Now we will discussing about the movement in the game, including swimming, running and riding.

In [None]:
#Riding
ride = team.copy()
ride = ride[ride["rideDistance"]<ride["rideDistance"].quantile(0.99)]
print(ride["rideDistance"].describe().drop("count"))
sns.distplot(ride["rideDistance"])
sns.jointplot(x="winPlacePerc",y="rideDistance",data=team)

In [None]:
#Running
run = team.copy()
run = run[run["walkDistance"]<run["walkDistance"].quantile(0.99)]
print(run["walkDistance"].describe().drop("count"))
sns.distplot(run["walkDistance"])
sns.jointplot(x="winPlacePerc",y="walkDistance",data=team)

In [None]:
swim = team.copy()
swim = swim[swim["swimDistance"]<swim["swimDistance"].quantile(0.99)]
print(swim["swimDistance"].describe().drop("count"))
sns.distplot(swim["swimDistance"],kde=False)

In [None]:
swim['swimDistance'] = pd.cut(swim['swimDistance'], [-1, 0, 5, 20, 5286], labels=['0m','1-5m', '6-20m', '20m+'])
sns.boxplot(x="swimDistance",y="winPlacePerc",data=swim)

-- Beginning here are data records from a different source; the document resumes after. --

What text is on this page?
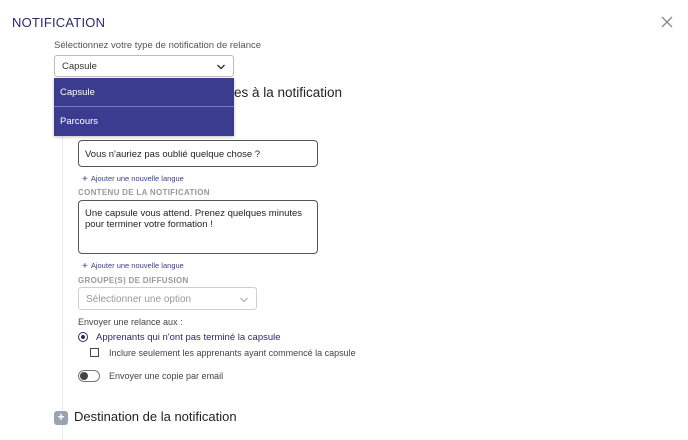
NOTIFICATION
Sélectionnez votre type de notification de relance
Capsule
es à la notification
Vous n'auriez pas oublié quelque chose ?
+ Ajouter une nouvelle langue
CONTENU DE LA NOTIFICATION
Une capsule vous attend. Prenez quelques minutes pour terminer votre formation !
+ Ajouter une nouvelle langue
GROUPE(S) DE DIFFUSION
Sélectionner une option
Envoyer une relance aux :
Apprenants qui n'ont pas terminé la capsule
Inclure seulement les apprenants ayant commencé la capsule
Envoyer une copie par email
+ Destination de la notification
Capsule
Parcours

Obviously, whatever the running, riding or swimming, always most people move short distance. 
However, the charts show us positive corrlation between distance and winPlace. 
As we know, in the game, avtive area is always shrinking. So players need to keep moving, and also, they must find some good site to ambush others or shoot. That's why more movement leads to a better winPlace.